Спустившись вниз, она всем телом отдалась объятьям, грудь с грудью, живот с животом, бедра с бедрами. Мои руки чувствовали ее кожу, похожую на шелковую бумагу, мягкую, немножко сухую и чуточку шероховатую. Я знал, что сейчас отнесу ее в спальню. Но спешить было некуда.
На следующий день я устроил в ее спальне из двух кроватей общую кровать, а на балконе сдвинул наши матрасы. Я не решался спать с Иреной на балконе, где в любую минуту мог появиться Кари. Но Ирена покачала головой:
– Он приходит лишь тогда, когда считает, что мне грозит опасность. Если прилетает вертолет, приходит катер или чужой человек.
Ирена больше ни разу не была такой оживленной, как в тот вечер, когда она воспользовалась последней дозой кокаина. И мы больше не занимались любовью; она чувствовала себя слишком слабой, поэтому была довольна тем, что мы воздерживались. Изменилось и еще кое-что. Ей хотелось, чтобы я продолжил рассказы, но после приезда в Сан-Франциско и после того, как мы обрели друг друга, ее теперь интересовало другое.
– Расскажи, что было бы, если бы мы встретились еще студентами.
– Как же мы могли встретиться еще студентами? Ты увлекалась политикой, тебя окружали поклонники, приглашали на вернисажи и вечеринки, вскоре ты вышла замуж, а я лишь торчал на лекциях и семинарах, остальное время просиживал в библиотеке.
– Но представь себе, что мы могли бы встретиться… Ты бывал в «Пещере»?»
– Нет.
– Но ты знаешь этот клуб и где он находился?
– Хорошо, пусть будет так: в десять вечера я шел из библиотеки не домой, а в «Пещеру», клубный ресторанчик на двух подвальных этажах. Наверху бар, столы и стулья, внизу прокуренное помещение с танцплощадкой и маленьким подиумом, на котором несколько молодых людей играли джаз. Музыка без мелодий, так называемый свободный джаз. Вся публика в черном: черные юбки, черные свитера, черные куртки. Экзистенциализм? Отсюда же небрежность движений, с которой люди садились или вставали, подносили зажигалку к сигарете, поднимали бокалы и осушали их? Поэтому мужчины с таким безразличием поглядывали на красивых женщин, а женщины смотрели на мужчин, словно те надоели им?
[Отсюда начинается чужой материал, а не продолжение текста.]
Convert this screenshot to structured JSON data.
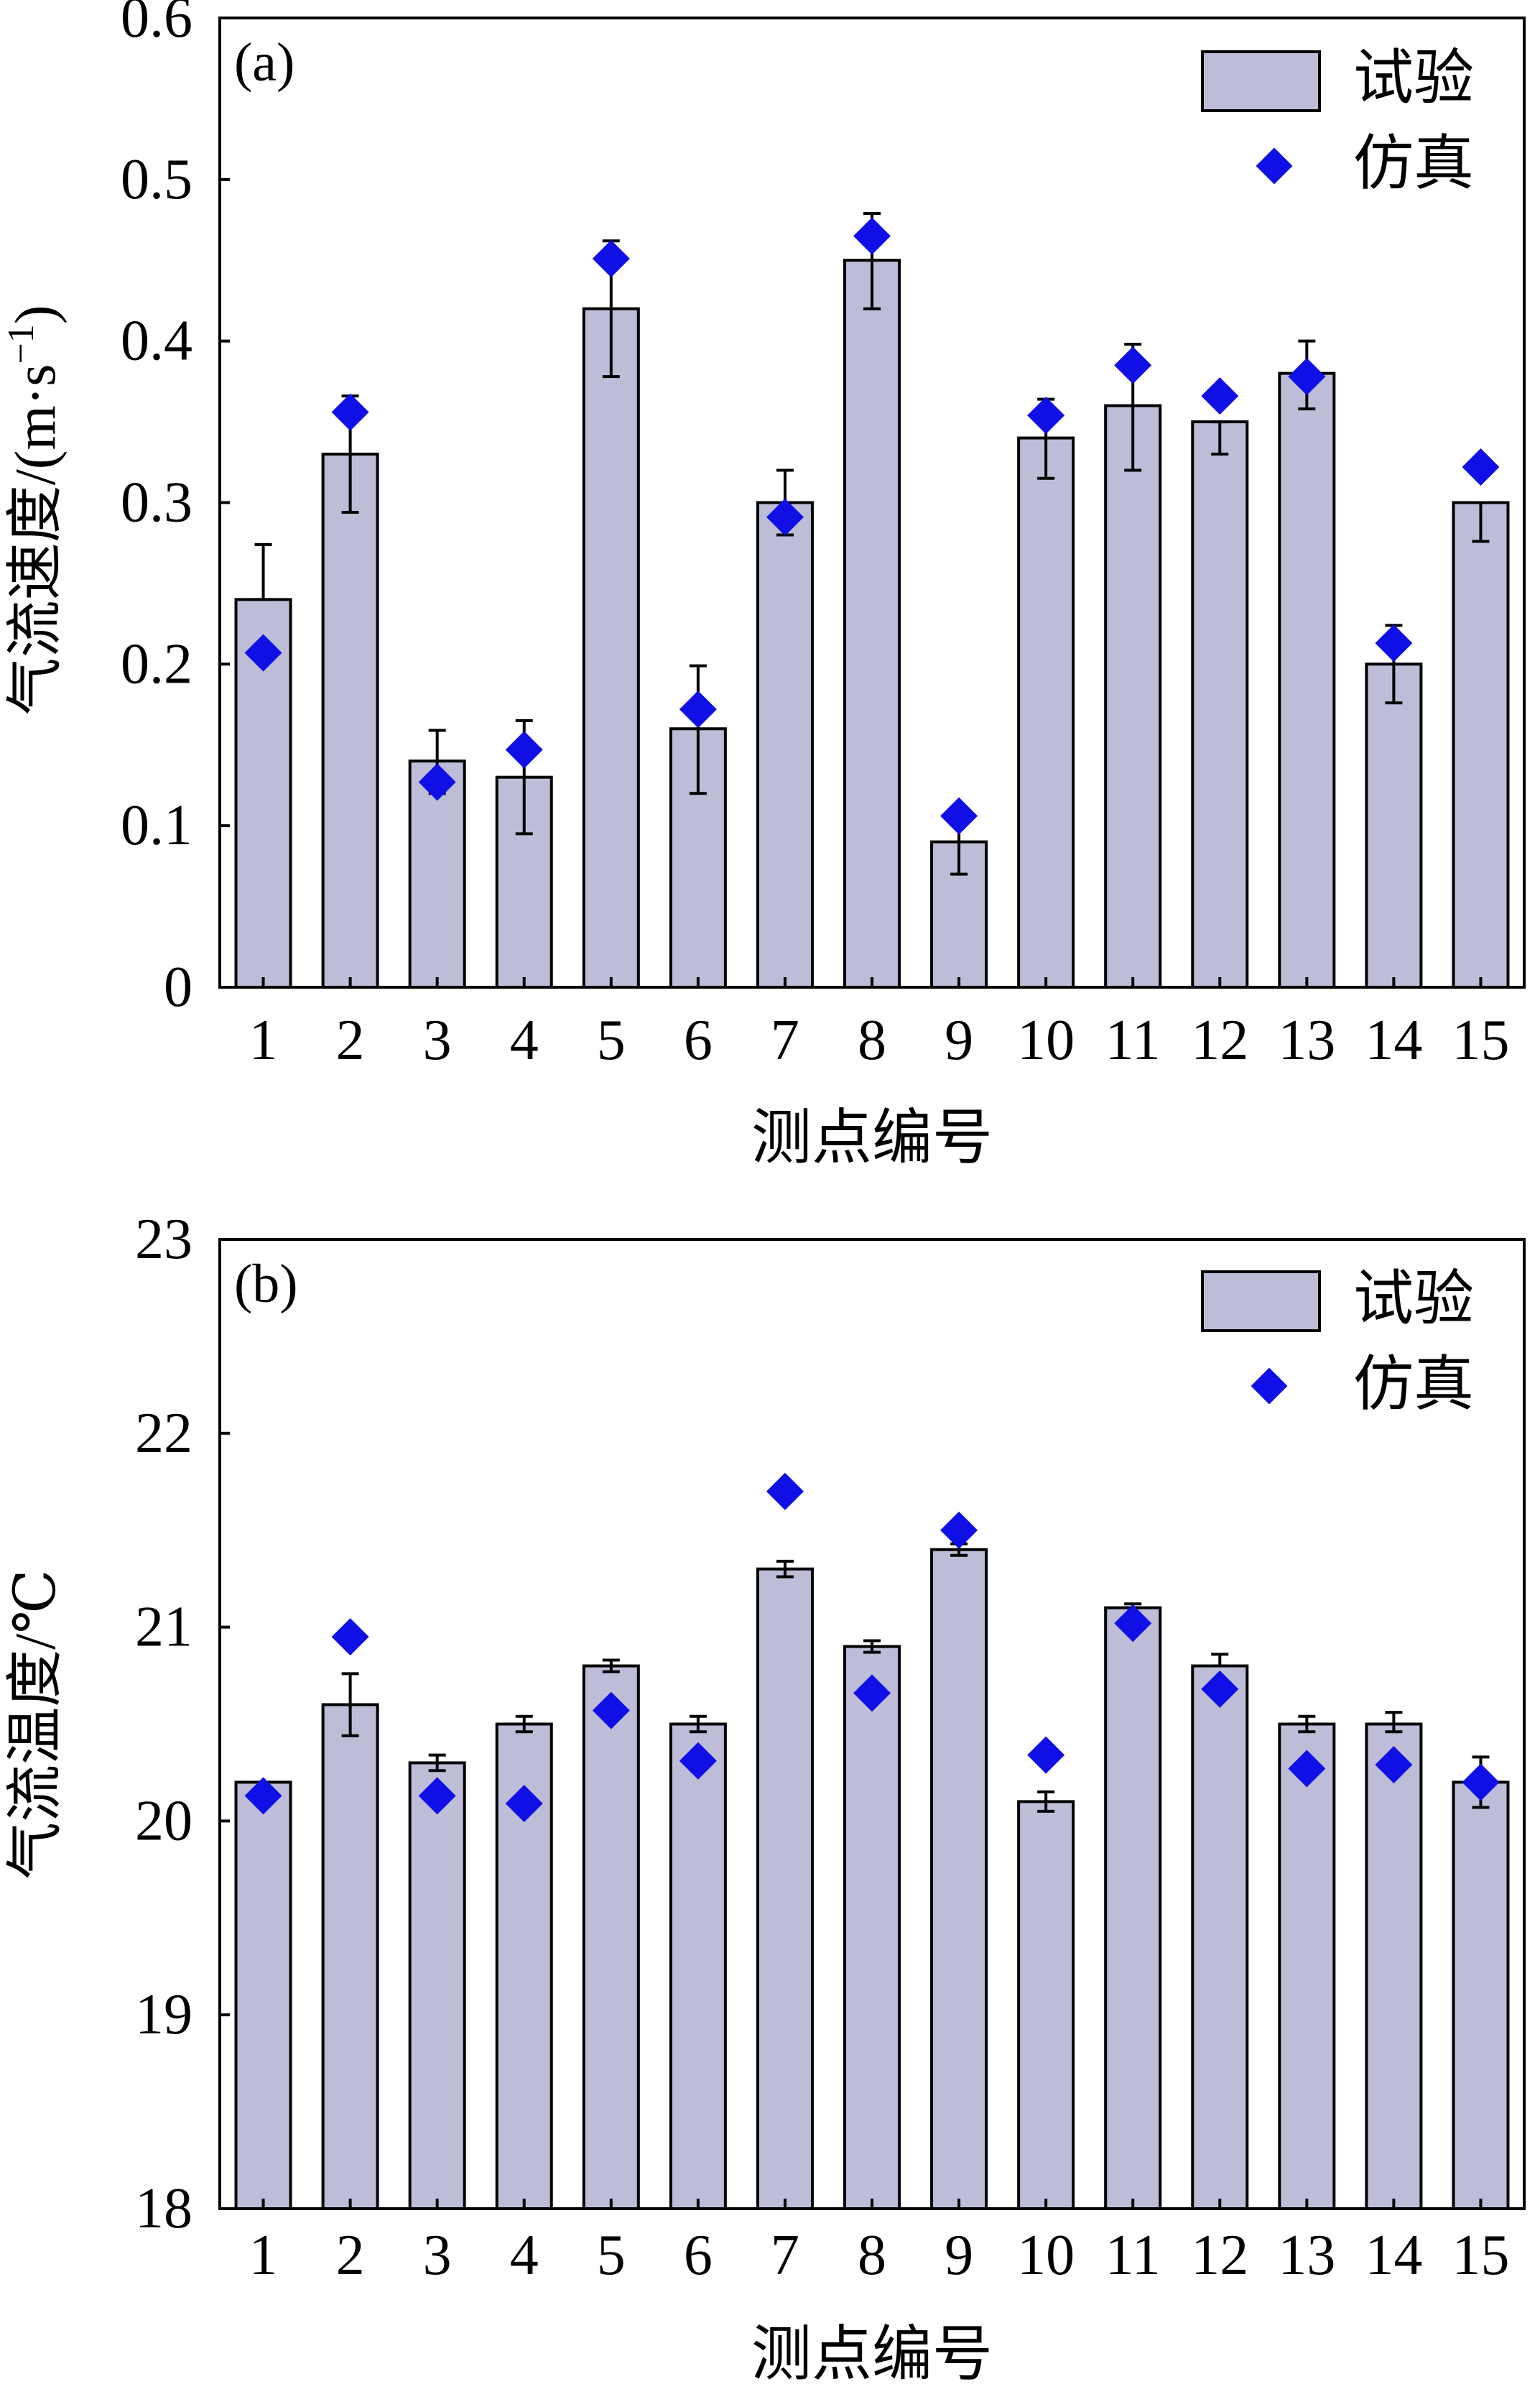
{
  "colors": {
    "bar_fill": "#BDBDD8",
    "bar_stroke": "#000000",
    "marker": "#1010E6",
    "axis": "#000000",
    "background": "#FFFFFF"
  },
  "chart_data": [
    {
      "type": "bar",
      "panel_label": "(a)",
      "title": "",
      "xlabel": "测点编号",
      "ylabel": "气流速度/(m·s",
      "ylabel_sup": "−1",
      "ylabel_end": ")",
      "ylim": [
        0,
        0.6
      ],
      "yticks": [
        "0",
        "0.1",
        "0.2",
        "0.3",
        "0.4",
        "0.5",
        "0.6"
      ],
      "ytick_values": [
        0,
        0.1,
        0.2,
        0.3,
        0.4,
        0.5,
        0.6
      ],
      "categories": [
        "1",
        "2",
        "3",
        "4",
        "5",
        "6",
        "7",
        "8",
        "9",
        "10",
        "11",
        "12",
        "13",
        "14",
        "15"
      ],
      "legend_position": "top-right",
      "series": [
        {
          "name": "试验",
          "kind": "bar",
          "values": [
            0.24,
            0.33,
            0.14,
            0.13,
            0.42,
            0.16,
            0.3,
            0.45,
            0.09,
            0.34,
            0.36,
            0.35,
            0.38,
            0.2,
            0.3
          ],
          "err_low": [
            0.24,
            0.294,
            0.12,
            0.095,
            0.378,
            0.12,
            0.28,
            0.42,
            0.07,
            0.315,
            0.32,
            0.33,
            0.358,
            0.176,
            0.276
          ],
          "err_high": [
            0.274,
            0.366,
            0.159,
            0.165,
            0.462,
            0.199,
            0.32,
            0.479,
            0.109,
            0.364,
            0.398,
            0.35,
            0.4,
            0.224,
            0.3
          ]
        },
        {
          "name": "仿真",
          "kind": "scatter",
          "marker": "diamond",
          "values": [
            0.207,
            0.356,
            0.127,
            0.147,
            0.451,
            0.172,
            0.291,
            0.465,
            0.106,
            0.354,
            0.385,
            0.366,
            0.378,
            0.213,
            0.322
          ]
        }
      ]
    },
    {
      "type": "bar",
      "panel_label": "(b)",
      "title": "",
      "xlabel": "测点编号",
      "ylabel": "气流温度/℃",
      "ylim": [
        18,
        23
      ],
      "yticks": [
        "18",
        "19",
        "20",
        "21",
        "22",
        "23"
      ],
      "ytick_values": [
        18,
        19,
        20,
        21,
        22,
        23
      ],
      "categories": [
        "1",
        "2",
        "3",
        "4",
        "5",
        "6",
        "7",
        "8",
        "9",
        "10",
        "11",
        "12",
        "13",
        "14",
        "15"
      ],
      "legend_position": "top-right",
      "series": [
        {
          "name": "试验",
          "kind": "bar",
          "values": [
            20.2,
            20.6,
            20.3,
            20.5,
            20.8,
            20.5,
            21.3,
            20.9,
            21.4,
            20.1,
            21.1,
            20.8,
            20.5,
            20.5,
            20.2
          ],
          "err_low": [
            20.2,
            20.44,
            20.26,
            20.46,
            20.77,
            20.46,
            21.26,
            20.87,
            21.37,
            20.05,
            21.1,
            20.8,
            20.46,
            20.46,
            20.07
          ],
          "err_high": [
            20.2,
            20.76,
            20.34,
            20.54,
            20.83,
            20.54,
            21.34,
            20.93,
            21.43,
            20.15,
            21.12,
            20.86,
            20.54,
            20.56,
            20.33
          ]
        },
        {
          "name": "仿真",
          "kind": "scatter",
          "marker": "diamond",
          "values": [
            20.13,
            20.95,
            20.13,
            20.09,
            20.57,
            20.31,
            21.7,
            20.66,
            21.5,
            20.34,
            21.02,
            20.68,
            20.27,
            20.29,
            20.2
          ]
        }
      ]
    }
  ]
}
Оглядевшись по сторонам, я…
Ирена расхохоталась:
– Откуда у тебя эти шаблоны в духе «новой волны»? В конце шестидесятых уже никто не ходил в черном, девушкам хотелось наверстать упущенное за то время, пока они были провинциальными гимназистками, а парни старались произвести на нас впечатление разговорами о «критической теории» и «революционной практике». Неужели все это прошло мимо тебя?
– Я же сказал, что, кроме учебы, меня ничего не интересовало.
– А позднее тебя не интересовало ничего, кроме работы? Ты поступил в юридическую фирму, стал ее совладельцем, старался ее расширить?
– Не понимаю, чего ты от меня хочешь?
– Ничего не хочу. – Она обняла меня. – Просто стараюсь представить себе твою жизнь. Твою жизнь взаперти. Наверное, живущий взаперти неизбежно видит внешний мир таким шаблонным.
Я не знал, что ей ответить. По работе я часто бывал за границей и старался там смотреть на жизнь открытыми глазами. Дома я регулярно читаю две газеты, особенно разделы экономики и финансов, а еще – политики и культуры. Я информирован о событиях в мире лучше, чем большинство людей. Разве моя неосведомленность о студенческой моде конца шестидесятых означает жизнь взаперти?
Почувствовав легкое сопротивление, она обняла меня покрепче:
– Ты навещал детей, когда они учились в университете? Ходил с ними в пивнушку или на вечеринки?